If 2 variants are indeed compatible, then they _must_ have different capabilities.

This will be used to support optional dependencies, by making it possible to

express that one has to choose a specific set of compatible variants to enable

some feature.

There are however a few issues that needed to be addressed in this commit. First

of all, what we've just described is only true if we use variant-aware selection,

and more specifically attribute-based variant selection. If not, then a legacy

mode is used, and it's possible to have 2 "variants" of a component on the same

graph. This is typically the case when there are dependencies on 2 different

_configurations_ of a project:

   dependencies {

      api project(path: ':foo', configuration: 'conf1')

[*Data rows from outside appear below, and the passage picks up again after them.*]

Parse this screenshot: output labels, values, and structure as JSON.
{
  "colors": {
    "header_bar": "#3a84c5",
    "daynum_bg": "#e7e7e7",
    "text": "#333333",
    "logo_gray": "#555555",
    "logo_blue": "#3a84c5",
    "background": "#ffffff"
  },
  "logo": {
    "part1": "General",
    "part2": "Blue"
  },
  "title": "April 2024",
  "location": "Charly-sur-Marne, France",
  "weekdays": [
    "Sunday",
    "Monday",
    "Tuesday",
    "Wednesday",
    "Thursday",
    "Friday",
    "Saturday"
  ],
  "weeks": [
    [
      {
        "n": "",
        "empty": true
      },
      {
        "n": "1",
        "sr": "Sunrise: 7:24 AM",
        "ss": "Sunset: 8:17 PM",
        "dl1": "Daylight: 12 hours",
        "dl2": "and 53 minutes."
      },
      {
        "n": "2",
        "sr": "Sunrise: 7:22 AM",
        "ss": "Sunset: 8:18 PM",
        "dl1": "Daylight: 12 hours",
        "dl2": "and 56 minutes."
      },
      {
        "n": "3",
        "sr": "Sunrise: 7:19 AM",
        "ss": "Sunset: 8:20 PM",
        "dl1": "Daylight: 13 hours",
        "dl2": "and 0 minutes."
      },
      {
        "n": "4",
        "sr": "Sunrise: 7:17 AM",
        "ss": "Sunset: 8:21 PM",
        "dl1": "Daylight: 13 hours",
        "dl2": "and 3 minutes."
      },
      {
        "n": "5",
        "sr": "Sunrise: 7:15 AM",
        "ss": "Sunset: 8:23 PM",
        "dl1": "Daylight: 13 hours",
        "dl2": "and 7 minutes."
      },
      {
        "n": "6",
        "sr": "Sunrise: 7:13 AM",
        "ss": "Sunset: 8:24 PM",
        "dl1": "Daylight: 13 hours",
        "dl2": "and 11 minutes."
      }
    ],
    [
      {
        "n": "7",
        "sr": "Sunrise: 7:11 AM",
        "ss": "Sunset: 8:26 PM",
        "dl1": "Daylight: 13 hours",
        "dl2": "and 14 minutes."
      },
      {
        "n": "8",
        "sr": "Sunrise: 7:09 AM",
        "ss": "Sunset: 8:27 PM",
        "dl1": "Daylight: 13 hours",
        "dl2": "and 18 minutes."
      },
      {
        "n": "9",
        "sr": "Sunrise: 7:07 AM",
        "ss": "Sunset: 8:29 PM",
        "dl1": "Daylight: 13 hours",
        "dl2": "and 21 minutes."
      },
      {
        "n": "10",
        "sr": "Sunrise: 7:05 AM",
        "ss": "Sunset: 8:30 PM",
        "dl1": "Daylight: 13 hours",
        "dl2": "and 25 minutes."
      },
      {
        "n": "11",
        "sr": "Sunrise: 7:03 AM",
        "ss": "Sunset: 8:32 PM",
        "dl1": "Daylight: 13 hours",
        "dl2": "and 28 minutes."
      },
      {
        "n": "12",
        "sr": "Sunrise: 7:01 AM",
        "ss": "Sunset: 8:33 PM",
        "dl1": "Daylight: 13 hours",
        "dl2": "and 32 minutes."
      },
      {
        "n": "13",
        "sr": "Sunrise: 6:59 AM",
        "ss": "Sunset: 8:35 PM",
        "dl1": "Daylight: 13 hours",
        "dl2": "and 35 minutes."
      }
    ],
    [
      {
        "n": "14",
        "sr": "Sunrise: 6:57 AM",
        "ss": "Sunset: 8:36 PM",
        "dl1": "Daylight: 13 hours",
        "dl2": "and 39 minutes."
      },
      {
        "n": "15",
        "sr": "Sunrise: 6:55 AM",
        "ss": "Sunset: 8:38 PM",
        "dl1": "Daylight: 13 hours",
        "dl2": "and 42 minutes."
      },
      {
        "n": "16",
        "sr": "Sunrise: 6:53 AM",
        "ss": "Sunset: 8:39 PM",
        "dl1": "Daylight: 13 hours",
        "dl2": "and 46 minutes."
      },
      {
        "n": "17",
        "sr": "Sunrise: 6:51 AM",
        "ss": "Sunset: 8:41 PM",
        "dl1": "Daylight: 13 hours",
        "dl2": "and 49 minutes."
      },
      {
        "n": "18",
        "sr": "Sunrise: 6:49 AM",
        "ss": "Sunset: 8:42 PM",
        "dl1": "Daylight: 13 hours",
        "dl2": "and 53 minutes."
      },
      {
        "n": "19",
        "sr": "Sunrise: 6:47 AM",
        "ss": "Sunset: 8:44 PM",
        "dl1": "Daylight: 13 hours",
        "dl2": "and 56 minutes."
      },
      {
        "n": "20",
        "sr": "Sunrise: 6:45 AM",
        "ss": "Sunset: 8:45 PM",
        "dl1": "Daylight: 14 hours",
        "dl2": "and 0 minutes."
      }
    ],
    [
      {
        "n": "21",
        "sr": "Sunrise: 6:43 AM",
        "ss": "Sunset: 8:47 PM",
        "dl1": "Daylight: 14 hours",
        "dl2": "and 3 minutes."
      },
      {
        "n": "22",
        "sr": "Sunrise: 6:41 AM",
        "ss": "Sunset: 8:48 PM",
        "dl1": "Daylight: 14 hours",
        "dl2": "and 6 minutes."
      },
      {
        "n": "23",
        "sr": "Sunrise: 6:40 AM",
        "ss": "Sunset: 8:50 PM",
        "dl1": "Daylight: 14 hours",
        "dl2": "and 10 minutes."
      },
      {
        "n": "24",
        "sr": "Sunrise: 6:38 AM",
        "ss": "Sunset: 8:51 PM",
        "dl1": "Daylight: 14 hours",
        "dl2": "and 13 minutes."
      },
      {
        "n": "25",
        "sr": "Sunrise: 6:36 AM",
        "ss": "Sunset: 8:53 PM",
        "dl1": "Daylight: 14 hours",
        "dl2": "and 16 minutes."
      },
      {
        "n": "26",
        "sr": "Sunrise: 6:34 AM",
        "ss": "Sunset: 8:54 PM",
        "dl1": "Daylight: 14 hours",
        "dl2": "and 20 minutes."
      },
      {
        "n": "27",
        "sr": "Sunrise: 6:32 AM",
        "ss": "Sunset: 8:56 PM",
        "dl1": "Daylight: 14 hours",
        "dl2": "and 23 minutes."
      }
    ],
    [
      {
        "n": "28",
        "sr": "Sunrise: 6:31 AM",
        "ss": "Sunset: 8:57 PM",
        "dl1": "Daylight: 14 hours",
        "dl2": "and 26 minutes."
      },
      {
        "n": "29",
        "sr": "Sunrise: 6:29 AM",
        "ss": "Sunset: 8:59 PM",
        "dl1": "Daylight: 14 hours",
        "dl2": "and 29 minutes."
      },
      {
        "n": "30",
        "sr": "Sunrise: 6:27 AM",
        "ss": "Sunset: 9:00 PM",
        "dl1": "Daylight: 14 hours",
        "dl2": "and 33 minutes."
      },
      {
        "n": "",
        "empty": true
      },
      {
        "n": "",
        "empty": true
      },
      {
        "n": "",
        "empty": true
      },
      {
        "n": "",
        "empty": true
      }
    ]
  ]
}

      api project(path: ':foo', configuration: 'conf2')

   }

For backwards compatibility reason, even if the 2 configurations actually

provide the same capability, this is allowed. Another case is when a cycle is

found between a root component and a transitive dependency corresponding to

the same component in a lower version.

Last but not least, in the engine the implicit capability is treated

specially for performance reasons: capability conflict resolution is very

expensive, and adding an explicit capability to all components would trigger

conflict resolution everywhere (to find out if other components provide the

same capability). This leads to some optimizations in the code which are not

necessarily easy to follow, but properly documented.